À toutes les mères de Gaza
En ce 25 mai, l’autrice et journaliste Élise Thiébaut s’adresse à toutes les mères, mais d’abord à celles de Gaza.

Le 25 mai c’est leur fête. Alors je voulais vous parler des mères.
Je voulais vous parler des mères seules. Des mères séparées. Des mères voilées. Des mères sans abri. Des mères aux seins gorgés de lait, des mères qui galèrent à allaiter, des mères qui refusent et ça va très bien. Des mères qui ne dorment pas. Des mères qui ont mal, qui ont peur, qui s’émerveillent d’un sourire, d’un premier pas, d’un premier mot. Des mères qui jouent avec leurs enfants. Des mères qui se font chier au parc.
Je voulais vous parler du couscous de minuit que je préparais à ma fille quand elle n’arrivait pas à dormir, de la main décharnée de ma mère à l’hôpital, juste avant son départ pour l’autre monde, cette femme mourante qui disait : « Même là, on luttera toujours pour qu’il soit meilleur ».
Je voulais vous parler des mères qui se lèvent très tôt pour prendre le bus ou le RER, qui ont peur tout le temps qu’on blesse ou qu’on tue leur enfant. Parce qu’il est un garçon. Parce qu’il est noir. Parce qu’il est musulman. Parce qu’il est juif.
Je voulais vous parler des mères qui sont toujours là quoi qu’il arrive, et qui ne vous lâcheront pas même dans les enfers.
Je voulais vous parler des mères qui tremblent quand leurs filles sortent le soir et qui ne savent pas dire à leur fils de ne pas donner de raison aux autres mères de trembler pour leurs filles.

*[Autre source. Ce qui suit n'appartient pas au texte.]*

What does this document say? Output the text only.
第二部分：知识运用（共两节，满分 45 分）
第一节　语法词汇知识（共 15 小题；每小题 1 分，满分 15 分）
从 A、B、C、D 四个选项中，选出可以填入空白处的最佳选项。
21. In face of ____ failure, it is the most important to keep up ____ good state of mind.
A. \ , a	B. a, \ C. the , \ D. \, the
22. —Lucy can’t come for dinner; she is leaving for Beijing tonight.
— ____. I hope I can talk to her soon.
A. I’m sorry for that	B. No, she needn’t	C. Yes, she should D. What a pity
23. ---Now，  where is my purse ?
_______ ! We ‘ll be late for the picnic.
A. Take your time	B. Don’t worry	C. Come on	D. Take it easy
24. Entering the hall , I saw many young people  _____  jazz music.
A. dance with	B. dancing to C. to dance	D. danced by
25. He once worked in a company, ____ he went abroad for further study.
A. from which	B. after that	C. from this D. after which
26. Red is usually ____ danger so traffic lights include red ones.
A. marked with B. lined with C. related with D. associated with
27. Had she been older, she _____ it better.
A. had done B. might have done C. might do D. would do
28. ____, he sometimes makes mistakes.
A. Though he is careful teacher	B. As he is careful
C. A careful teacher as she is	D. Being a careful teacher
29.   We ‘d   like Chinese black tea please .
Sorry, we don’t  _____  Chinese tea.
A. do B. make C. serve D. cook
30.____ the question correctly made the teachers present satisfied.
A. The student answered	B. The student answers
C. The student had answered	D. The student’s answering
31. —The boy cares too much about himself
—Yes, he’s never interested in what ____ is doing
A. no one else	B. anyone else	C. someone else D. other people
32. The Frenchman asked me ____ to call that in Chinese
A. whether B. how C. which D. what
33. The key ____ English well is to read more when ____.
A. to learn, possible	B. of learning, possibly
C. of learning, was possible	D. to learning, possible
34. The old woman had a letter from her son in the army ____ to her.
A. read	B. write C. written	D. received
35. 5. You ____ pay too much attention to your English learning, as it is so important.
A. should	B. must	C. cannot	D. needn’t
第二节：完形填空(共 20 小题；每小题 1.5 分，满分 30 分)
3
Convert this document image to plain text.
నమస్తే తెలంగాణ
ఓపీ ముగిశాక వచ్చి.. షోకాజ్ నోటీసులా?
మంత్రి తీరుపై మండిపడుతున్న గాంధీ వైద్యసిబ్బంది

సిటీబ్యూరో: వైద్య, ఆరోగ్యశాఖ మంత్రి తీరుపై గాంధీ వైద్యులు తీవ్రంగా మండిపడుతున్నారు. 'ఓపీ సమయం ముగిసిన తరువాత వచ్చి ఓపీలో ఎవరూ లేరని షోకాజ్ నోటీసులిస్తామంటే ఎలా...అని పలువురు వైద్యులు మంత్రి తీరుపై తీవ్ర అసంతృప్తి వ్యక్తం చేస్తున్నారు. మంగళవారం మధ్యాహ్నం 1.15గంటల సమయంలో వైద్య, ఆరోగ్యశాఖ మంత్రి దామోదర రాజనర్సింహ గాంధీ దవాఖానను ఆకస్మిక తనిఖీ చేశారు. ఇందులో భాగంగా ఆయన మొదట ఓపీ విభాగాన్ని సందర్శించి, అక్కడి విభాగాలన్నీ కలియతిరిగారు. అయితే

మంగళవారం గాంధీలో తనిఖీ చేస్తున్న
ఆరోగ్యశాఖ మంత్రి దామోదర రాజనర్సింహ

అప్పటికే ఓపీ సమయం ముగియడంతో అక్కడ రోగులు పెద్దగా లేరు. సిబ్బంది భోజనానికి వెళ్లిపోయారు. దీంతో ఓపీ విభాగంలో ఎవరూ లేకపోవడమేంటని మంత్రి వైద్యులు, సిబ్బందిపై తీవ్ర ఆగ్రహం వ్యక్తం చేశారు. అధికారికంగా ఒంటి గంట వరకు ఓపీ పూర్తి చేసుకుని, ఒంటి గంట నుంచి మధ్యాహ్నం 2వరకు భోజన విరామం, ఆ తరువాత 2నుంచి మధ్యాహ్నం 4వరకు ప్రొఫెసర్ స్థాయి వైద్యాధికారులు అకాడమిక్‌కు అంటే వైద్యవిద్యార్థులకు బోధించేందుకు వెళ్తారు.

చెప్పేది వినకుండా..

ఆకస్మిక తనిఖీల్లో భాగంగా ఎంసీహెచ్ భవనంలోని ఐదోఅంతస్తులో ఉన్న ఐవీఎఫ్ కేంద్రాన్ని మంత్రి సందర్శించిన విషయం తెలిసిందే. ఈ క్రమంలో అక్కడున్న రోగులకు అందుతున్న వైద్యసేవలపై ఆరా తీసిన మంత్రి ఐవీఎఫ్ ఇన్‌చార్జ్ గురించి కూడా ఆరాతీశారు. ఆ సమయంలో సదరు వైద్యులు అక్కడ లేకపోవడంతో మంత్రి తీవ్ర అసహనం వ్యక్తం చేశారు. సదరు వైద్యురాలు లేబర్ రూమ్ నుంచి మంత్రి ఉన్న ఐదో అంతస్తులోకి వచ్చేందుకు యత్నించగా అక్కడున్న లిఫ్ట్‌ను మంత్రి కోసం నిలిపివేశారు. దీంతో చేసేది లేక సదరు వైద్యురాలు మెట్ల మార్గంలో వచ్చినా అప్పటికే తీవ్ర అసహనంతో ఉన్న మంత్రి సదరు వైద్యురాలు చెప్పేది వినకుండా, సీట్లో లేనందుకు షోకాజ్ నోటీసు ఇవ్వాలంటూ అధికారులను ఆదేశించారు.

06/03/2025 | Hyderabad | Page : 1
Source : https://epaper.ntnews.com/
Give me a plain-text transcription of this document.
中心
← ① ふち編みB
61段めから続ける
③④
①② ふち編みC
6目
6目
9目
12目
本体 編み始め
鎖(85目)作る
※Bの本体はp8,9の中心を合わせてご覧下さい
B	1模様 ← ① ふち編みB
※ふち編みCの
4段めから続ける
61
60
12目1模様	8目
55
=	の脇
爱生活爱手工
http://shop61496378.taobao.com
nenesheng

Je voulais vous parler des mères abusives. Des mères violentes. Des mères qu’on a perdues. Des mères alcooliques. Des mères trop défoncées pour te faire un petit déjeuner. Des mères malades que le mec a abandonnées parce qu’un seul sein non merci, j’ai pas signé pour ça. Des mères qui ont oublié qui vous êtes, qui elles sont, qui nous sommes dans leur mémoire trouée. Leur mémoire déchirée.
Je voulais vous parler des mères qui vieillissent.
Je voulais vous parler des mères qui renoncent, de celles que vous ne connaîtrez jamais parce qu’elle ont accouché sous X. Je voulais vous parler des mères qui vous serrent dans leurs bras en disant « je ne pourrais jamais vivre sans toi » alors que vous étiez là depuis le début à manger tranquille votre goûter, sans savoir qu’elle rêvait de partir à l’autre bout du monde.
Je voulais vous parler de nos terres et de nos mères violentées.
Je voulais vous parler des mères qui sont toujours là quoi qu’il arrive, et qui ne vous lâcheront pas même dans les enfers. Je voulais parler des mères avec qui on riait au Gams (Groupement pour l’abolition des mutilations sexuelles) en comparant nos familles polygames ou recomposées. Je voulais vous parler des belles-mères.
Je voulais vous parler de la mienne que j’adorais. De sa main sur ma joue, aussi, à l’instant ultime. De son sourire, de son regard, de sa voix cassée par le cigare. Je voulais vous parler des mères qui vous lâchent et qui vous sauvent, comme Lady B. racontée par sa fille Maya Angelou dans Maman & Moi & Maman, réédité chez Notabilia avec une préface d’Axelle Jah Njiké.
Je voulais vous parler de la Puissance des mères, pour un sujet révolutionnaire, de Fatima Ouassak, et du Front de mères qui braquera la fête ce dimanche à Paris ou ailleurs.
Je voulais parler de tout ça, mais je ne pense qu’à Gaza. Aux mères de Gaza.
Parce qu’à Gaza, il n’y a pas de fête des mères. Il n’y a que nos défaites. Et notre rage de devoir le rappeler : toutes les mères qui meurent en Palestine ont d’abord donné la vie. Comme nous l’avons donnée ou reçue, de toutes les façons possibles. Et nous continuerons sans relâche à défendre cette vie qui est la terre même.
Je voulais vous parler de nos terres et de nos mères violentées.